Он протянул руку, Грей взял ее и, крякнув, поднял Стаббса на ноги. Малькольм, все еще задыхаясь, привалился к стене и посмотрел на него.
— С каких это пор ты сделался гласом Божиим, а, Грей? Кто ты такой, чтобы судить меня, а?
Грей чуть не врезал ему снова, однако сдержался.
— Кто я такой? — переспросил он. Я, блядь, кузен Оливии, вот кто я такой! Ближайший родственник мужского мола, который имеется у нее на этом континенте! А ты, блядь, ее муж, если ты забыл — а ты явно забыл! Судить тебя? Это еще что за херня, блядун паршивый?
Малькольм закашлялся и сплюнул снова.
— Да. Ну... Я же тебе говорю, к Оливии это все никакого отношения не имеет. А стало быть, и к тебе тоже.
Он говорил с напускным спокойствием, однако Грей видел, как лихорадочно бьется жилка у него на шее, как бегают у него глаза.
— Ничего такого особенного в этом нет. Это, можно сказать, традиция такая. Все так делают...
Грей вскинул колено, ударив Стаббса по яйцам.
— Попробуй еще раз, — сказал он Стаббсу, который рухнул наземь и, стеная, скорчился в позе эмбриона. — Можешь не торопиться, я сегодня свободен.

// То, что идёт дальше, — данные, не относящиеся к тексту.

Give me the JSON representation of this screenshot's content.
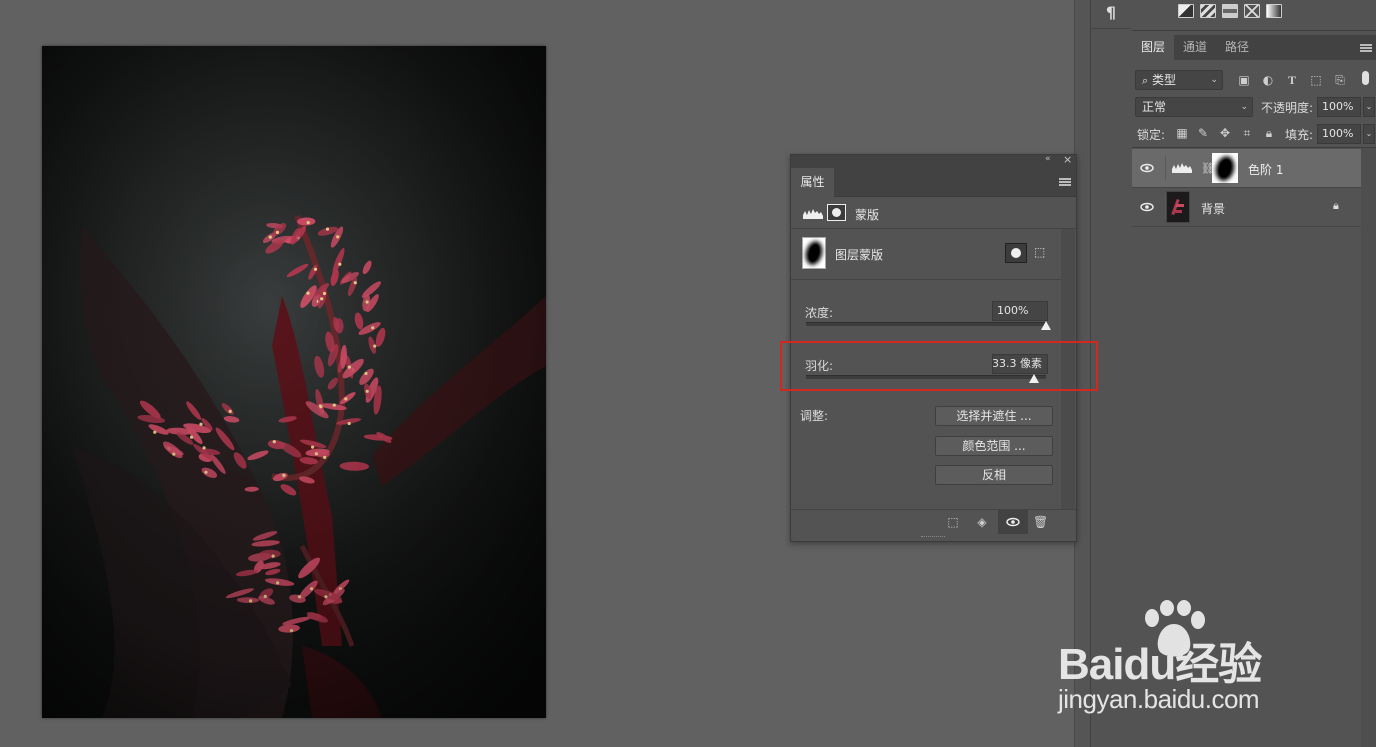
{
  "panel_toolbar": {
    "paragraph_icon": "¶",
    "adjust_icons": [
      "gradient-map-icon",
      "brightness-icon",
      "curves-icon",
      "hue-icon",
      "levels-gradient-icon"
    ]
  },
  "layers_panel": {
    "tabs": [
      "图层",
      "通道",
      "路径"
    ],
    "filter": {
      "label": "类型"
    },
    "blend_mode": "正常",
    "opacity_label": "不透明度:",
    "opacity_value": "100%",
    "lock_label": "锁定:",
    "fill_label": "填充:",
    "fill_value": "100%",
    "layers": [
      {
        "name": "色阶 1",
        "selected": true,
        "kind": "adjustment"
      },
      {
        "name": "背景",
        "selected": false,
        "locked": true,
        "kind": "image"
      }
    ]
  },
  "properties_panel": {
    "tab": "属性",
    "section": "蒙版",
    "mask_type": "图层蒙版",
    "density": {
      "label": "浓度:",
      "value": "100%",
      "level": 1.0
    },
    "feather": {
      "label": "羽化:",
      "value": "33.3 像素",
      "level": 0.95
    },
    "adjust_label": "调整:",
    "buttons": [
      "选择并遮住 ...",
      "颜色范围 ...",
      "反相"
    ]
  },
  "watermark": {
    "brand": "Baidu经验",
    "site": "jingyan.baidu.com"
  },
  "colors": {
    "canvas_bg": "#616161",
    "panel": "#535353",
    "highlight": "#d3271f",
    "flower": "#d8506a"
  }
}
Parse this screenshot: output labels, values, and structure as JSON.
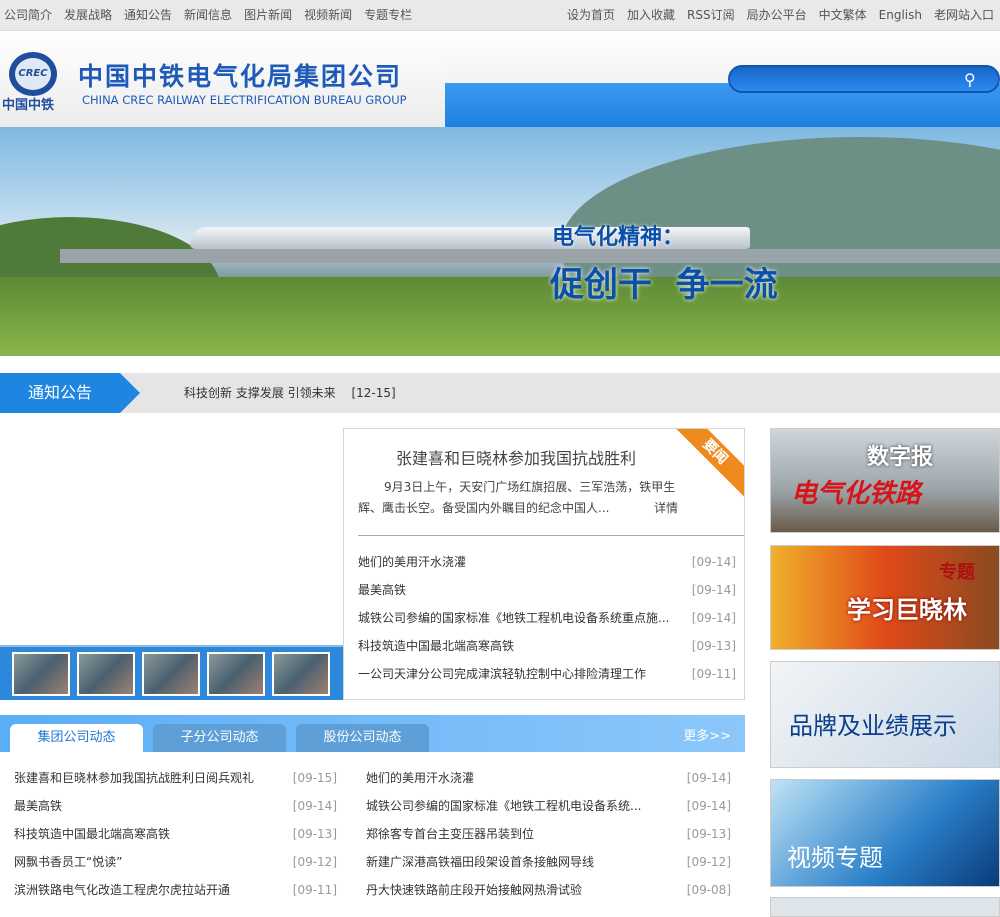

Он почувствовал, что на него смотрят. Обернувшись, он увидел нескольких солдат, собравшихся у входа в проулок. Они колебались, не зная, что предпринять. Однако Грей по-прежнему был в мундире — тот слегка поистрепался, но знаки различия были видны отчетливо, — и, когда он грозно зыркнул на них глазами, они поспешно исчезли.
— По-хорошему, мне бы следовало тебя убить, прямо здесь, прямо сейчас, — сказал он Стаббсу несколько секунд спустя. Однако овладевший им гнев схлынул, пока он смотрел, как Стаббс корчится у него под ногами, и теперь он говорил устало.
— Конечно, для Оливии лучше было бы остаться вдовой — с тем имуществом, что она от тебя унаследует, — чем женой негодяя, который будет изменять ей с ее же подругами — и хорошо, если не с горничной.
Стаббс пробормотал что-то неразборчивое. Грей нагнулся, ухватил его за волосы и заставил приподнять голову.
— Что-что?
— Это... все не так.
Постанывая, держась за пах, Малькольм неуклюже поднялся поднялся, подтянув колени к животу. Он немного отдышался, уронив голову на колени, пока наконец не смог снова заговорить.
— Ты не понимаешь, да? — он говорил вполголоса, не поднимая головы. — Ты не видел того, что видел я. И... и не делал того, что приходилось делать мне.
— Ты о чем?
— Об... об убийствах. Нет, не в бою. Не в честном бою, лицом к лицу. Крестьяне. Женщины...
Грей увидел, как массивное горло Стаббса дернулось — он сглотнул.
— Я... мы... это тянется месяцами. Мы разоряем страну, жжем усадьбы, деревни...
Он тяжело вздохнул, его широкие плечи поникли.
— Солдаты, те не против. Половина из них с самого начала были грубыми скотами...
Он перевел дыхание.
— Им... им ничего не стоит пристрелить человека на пороге его собственного дома и овладеть его женой рядом с его трупом.
Он сглотнул снова.
— За скальпы платит не только Монкальм, — вполголоса сказал он. Грей не мог не расслышать, что голос у него срывается от боли и это была не физическая боль.
— Такое видел любой солдат, Малькольм, — сказал он почти мягко, немного помолчав. — Но ты же офицер. Твой долг — держать их в узде.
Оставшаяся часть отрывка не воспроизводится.